Vielleicht sollte man lieber über das Spiel des Jahrhunderts sprechen, um sich beim Fußball zu einigen.
I.D: Eigentlich muss ich zugeben, dass mir das historische 6:3-Spiel zwischen England und Ungarn nicht bewusst war, bis ich durch Budapest spazierte und ein riesiges Wandbild an einer Brandmauer hing. Und dann, etwas später, trank ich unwissentlich eine Flasche Bier von einer der örtlichen Brauereien in einer örtlichen Bar und es hieß Hatharom, 6:3. Das fanden meine Freunde ziemlich lustig.
Zurück zum „Tidy Up Project“ und der Antwort, die Sie dafür bekommen haben: Erwarten Sie dafür Anerkennung?
I.D:
Wir erwarten keine Anerkennung, denn das Aufräumen ist unsere Wahl, unsere Belohnung ist ein sauberes Flussufer und dank der Medienresonanz konnten wir auch eine breitere Botschaft über die Umwelt verbreiten.
Leute haben uns geholfen, ein Freund und Gruppenmitglied hat ein Logo für uns entworfen und ein anderer hat ohne unser Wissen eine App für uns entwickelt, er hat sie uns einfach geschickt. Dafür und für die Hilfe der Menschen sind wir sehr dankbar.
In einem anderen Interview sagten Sie, Ihr Motto sei: „Vorstellung schafft Realität.“ Können Sie sich vorstellen, dass eine plastikfreie Theiß – oder träumen wir von größerem, von plastikfreien Gewässern – Wirklichkeit werden kann?
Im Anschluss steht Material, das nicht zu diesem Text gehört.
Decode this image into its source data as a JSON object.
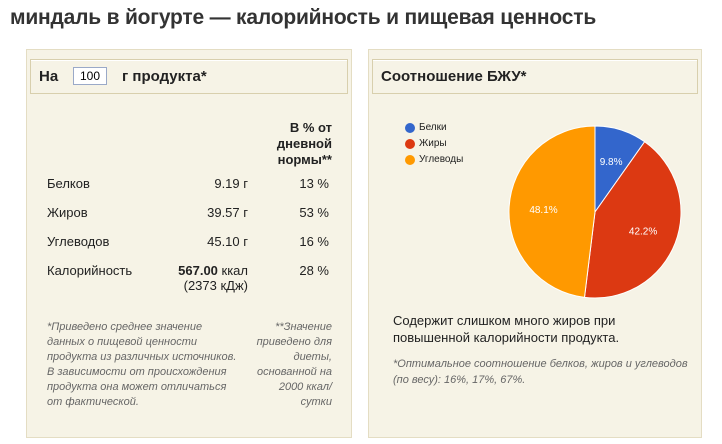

I.D: Ich denke, wir machen ziemlich große Fortschritte bei der Beseitigung des Abfalls, der den Fluss hinunterkommt, aber ich denke, es wird immer etwas Abfall im Fluss geben. Nicht nur in diesem Fluss, sondern in jedem Fluss und sie führen offensichtlich zum Meer, also auch dort wird es immer Abfall geben. Es ist ein massives Problem und wir können nur hoffen, dass es besser wird. Und wir versuchen verzweifelt, in diesem kleinen Bereich unser Bestes zu geben. Aber wenn wir alle eine kleine Aktion unternehmen, könnte daraus etwas Größeres werden.